Isla snorts. “Oh, but her bosom is mentioned so prettily, Duncan, so as not to offend women and children.” She lifts the book. “‘Miss Mallory leaned over the victim, the firm mounds of her maidenly bosom rising and falling in panicked breaths. “Sir!” she cried. “Do you think he is dead?” She clapped her pretty hands over her pale breast and gazed beseechingly at her employer through her lovely golden lashes.’”

“That is not for women and children,” I say. “It’s soft-core porn disguised as detective fiction. For the record, I don’t give a damn how many times Catriona’s boobs are mentioned. I’m going to be challenging the writer to a duel for portraying me as a simpering fool.”

“At least we know the writer has never met you,” Isla says. “That would seem to strike Jack from the list of suspects.”

“Unless she’s doing it to piss me off. Panicked breaths and beseeching looks,” I mutter under my breath.

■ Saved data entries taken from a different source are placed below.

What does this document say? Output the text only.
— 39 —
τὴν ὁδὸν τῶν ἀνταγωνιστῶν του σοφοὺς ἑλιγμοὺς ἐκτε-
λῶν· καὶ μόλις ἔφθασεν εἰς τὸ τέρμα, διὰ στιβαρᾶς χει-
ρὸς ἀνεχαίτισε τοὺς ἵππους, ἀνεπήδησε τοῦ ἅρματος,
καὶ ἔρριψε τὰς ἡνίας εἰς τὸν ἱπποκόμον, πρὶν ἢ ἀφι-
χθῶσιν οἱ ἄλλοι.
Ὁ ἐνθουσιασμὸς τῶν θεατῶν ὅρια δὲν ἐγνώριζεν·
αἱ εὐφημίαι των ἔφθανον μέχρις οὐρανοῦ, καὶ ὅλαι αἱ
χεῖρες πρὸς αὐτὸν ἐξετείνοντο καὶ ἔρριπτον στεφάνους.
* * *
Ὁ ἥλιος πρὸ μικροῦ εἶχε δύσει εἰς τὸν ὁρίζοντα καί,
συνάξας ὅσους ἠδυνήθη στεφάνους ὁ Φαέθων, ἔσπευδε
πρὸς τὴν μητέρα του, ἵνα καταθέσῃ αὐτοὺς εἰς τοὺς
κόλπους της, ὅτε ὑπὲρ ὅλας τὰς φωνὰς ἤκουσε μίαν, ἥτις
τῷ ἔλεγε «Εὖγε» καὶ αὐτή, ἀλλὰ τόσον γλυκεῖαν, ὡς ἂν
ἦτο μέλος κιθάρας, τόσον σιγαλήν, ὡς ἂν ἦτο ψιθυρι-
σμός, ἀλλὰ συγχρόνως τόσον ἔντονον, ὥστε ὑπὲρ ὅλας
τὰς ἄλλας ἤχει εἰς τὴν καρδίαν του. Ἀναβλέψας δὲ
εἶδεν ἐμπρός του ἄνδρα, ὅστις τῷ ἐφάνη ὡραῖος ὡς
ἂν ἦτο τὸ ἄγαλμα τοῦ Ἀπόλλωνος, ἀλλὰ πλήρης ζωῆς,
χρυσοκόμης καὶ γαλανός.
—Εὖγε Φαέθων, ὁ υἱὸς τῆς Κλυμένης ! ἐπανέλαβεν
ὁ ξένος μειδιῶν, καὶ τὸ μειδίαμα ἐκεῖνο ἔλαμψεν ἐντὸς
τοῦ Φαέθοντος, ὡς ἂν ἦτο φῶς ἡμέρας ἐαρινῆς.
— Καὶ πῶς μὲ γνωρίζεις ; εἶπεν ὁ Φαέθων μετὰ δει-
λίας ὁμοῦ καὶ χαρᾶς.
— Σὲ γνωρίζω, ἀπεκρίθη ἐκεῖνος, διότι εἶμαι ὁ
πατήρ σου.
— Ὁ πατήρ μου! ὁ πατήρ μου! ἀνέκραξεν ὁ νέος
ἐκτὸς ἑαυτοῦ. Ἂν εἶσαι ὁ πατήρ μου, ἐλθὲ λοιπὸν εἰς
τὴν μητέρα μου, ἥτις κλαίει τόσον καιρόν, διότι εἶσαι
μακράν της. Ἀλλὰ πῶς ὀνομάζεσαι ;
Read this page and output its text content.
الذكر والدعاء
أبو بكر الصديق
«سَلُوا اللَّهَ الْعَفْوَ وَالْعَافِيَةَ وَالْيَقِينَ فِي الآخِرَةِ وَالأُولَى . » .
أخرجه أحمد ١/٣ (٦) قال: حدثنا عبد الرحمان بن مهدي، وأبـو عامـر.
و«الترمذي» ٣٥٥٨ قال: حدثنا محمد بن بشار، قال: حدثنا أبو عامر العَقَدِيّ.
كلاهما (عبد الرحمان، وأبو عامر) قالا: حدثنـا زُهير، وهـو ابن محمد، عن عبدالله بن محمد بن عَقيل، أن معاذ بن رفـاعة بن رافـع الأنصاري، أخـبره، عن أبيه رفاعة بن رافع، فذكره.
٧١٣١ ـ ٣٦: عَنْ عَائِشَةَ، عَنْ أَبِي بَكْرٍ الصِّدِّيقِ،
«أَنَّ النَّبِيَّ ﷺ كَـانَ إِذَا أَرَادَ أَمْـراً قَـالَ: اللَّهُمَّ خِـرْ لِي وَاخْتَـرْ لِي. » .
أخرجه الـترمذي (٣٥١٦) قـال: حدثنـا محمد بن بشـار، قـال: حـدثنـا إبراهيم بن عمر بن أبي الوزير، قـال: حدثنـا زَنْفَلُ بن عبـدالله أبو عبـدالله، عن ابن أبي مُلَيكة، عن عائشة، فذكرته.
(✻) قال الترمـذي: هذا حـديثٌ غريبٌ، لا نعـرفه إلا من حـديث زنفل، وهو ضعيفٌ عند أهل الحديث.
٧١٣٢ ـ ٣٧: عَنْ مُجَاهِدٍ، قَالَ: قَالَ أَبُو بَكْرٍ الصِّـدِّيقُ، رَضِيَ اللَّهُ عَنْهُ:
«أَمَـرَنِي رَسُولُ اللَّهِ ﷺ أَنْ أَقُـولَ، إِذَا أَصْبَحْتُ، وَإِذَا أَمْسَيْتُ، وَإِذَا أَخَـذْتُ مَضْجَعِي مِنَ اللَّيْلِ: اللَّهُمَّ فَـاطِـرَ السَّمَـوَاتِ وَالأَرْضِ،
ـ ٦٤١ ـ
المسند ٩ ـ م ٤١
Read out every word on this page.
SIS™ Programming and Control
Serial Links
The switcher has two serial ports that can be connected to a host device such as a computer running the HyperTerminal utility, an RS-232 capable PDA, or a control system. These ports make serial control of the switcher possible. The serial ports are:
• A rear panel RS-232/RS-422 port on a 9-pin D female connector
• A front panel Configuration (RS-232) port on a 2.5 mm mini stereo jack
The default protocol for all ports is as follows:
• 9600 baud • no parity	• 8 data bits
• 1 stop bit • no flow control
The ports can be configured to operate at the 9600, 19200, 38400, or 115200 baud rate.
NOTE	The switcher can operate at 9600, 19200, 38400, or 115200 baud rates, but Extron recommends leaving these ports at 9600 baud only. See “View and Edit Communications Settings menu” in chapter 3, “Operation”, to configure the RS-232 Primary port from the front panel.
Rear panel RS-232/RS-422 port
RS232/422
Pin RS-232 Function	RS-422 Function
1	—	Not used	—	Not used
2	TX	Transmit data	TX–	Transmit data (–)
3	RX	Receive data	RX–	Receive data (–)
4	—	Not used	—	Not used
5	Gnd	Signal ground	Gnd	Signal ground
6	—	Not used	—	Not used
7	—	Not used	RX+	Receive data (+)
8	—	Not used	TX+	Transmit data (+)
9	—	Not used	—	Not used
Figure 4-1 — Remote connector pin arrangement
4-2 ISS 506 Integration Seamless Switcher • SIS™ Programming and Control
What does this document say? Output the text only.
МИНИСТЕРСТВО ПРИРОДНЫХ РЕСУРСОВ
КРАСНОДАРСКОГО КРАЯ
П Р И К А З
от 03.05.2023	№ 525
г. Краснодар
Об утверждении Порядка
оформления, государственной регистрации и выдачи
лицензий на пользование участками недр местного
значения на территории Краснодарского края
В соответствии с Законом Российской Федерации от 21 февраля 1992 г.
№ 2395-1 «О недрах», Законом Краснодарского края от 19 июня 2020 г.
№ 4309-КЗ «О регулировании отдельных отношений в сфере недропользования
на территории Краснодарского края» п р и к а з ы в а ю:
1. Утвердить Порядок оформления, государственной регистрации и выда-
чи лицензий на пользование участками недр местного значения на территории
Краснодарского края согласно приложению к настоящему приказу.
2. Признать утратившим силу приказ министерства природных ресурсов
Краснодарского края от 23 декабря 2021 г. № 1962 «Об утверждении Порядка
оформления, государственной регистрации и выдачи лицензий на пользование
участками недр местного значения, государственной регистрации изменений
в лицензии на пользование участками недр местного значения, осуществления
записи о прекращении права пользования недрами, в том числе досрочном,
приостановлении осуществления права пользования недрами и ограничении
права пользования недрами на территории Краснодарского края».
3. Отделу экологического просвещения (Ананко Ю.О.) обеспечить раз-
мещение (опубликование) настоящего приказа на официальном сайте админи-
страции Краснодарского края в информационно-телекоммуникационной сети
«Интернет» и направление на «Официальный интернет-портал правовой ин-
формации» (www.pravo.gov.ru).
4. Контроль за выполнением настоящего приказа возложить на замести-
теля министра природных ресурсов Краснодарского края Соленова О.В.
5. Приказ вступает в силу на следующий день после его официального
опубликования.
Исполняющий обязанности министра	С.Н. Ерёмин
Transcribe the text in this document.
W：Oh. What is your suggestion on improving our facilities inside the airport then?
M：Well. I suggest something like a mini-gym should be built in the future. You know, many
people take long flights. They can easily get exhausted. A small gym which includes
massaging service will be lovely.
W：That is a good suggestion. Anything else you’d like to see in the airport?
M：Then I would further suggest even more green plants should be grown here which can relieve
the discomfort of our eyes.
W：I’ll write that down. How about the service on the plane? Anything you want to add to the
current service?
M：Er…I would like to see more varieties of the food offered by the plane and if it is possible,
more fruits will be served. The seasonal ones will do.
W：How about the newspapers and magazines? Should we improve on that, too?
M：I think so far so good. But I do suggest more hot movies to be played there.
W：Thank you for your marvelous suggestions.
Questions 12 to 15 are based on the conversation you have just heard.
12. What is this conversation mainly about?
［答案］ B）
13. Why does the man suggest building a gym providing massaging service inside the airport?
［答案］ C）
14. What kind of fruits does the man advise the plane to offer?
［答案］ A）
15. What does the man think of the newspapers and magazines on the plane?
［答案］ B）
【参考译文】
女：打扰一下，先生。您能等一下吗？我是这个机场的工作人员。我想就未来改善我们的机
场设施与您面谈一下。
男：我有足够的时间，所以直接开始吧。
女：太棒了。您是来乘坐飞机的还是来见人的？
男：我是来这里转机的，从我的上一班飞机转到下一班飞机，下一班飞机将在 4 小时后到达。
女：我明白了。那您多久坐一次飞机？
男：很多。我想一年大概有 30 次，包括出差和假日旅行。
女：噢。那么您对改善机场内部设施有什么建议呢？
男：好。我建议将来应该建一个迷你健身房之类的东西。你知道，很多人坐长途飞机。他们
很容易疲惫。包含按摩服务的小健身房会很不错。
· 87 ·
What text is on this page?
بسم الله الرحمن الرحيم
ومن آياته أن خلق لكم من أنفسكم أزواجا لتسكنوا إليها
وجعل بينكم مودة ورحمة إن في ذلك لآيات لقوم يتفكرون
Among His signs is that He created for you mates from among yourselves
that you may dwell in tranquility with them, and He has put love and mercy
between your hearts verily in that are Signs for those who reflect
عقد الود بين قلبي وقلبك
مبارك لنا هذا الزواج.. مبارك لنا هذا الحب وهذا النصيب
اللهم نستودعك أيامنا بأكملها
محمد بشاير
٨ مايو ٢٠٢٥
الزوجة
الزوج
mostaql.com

“Now, now,” Gray says. “I have seen you look at me most beseechingly from under those golden lashes. You do it every time there is only one cup of coffee left in the pot.”

“Like the way you look at me when there’s only one pastry left on the plate?”

“While I hate to interrupt your adorable banter,” Isla says, “I must assure you both that I have now gone two pages with nary a mention of Mallory’s bosom. There is only this rather unremarkable tidbit.” She raises the book again. “‘Miss Mallory noticed a mark on the floor, and in her haste to examine it, she lifted her skirts—’”

“What?” Gray looks thunderous.

Isla raises a finger. “‘She lifted her skirts most decorously, revealing no more than a sliver of milky skin above her fine boots, and then she arranged the skirts to allow her to crouch on all fours—’”

Gray starts to make strangled noises, his expression murderous now.

“‘To crouch on all fours,’” Isla repeats, clearly enjoying herself, “‘with her rounded posterior in the air.’”

“A duel,” Gray grinds out. “This requires a duel.”

“‘She crouched there, on her hands and knees, rounded posterior lifted as she bent to examine the evidence on the floor, which…’” Isla chokes on a laugh. “‘Which turned out to be nothing but a speck of dirt.’” She claps a hand to her mouth as her shoulders shake with laughter, tears welling. “Oh, my.”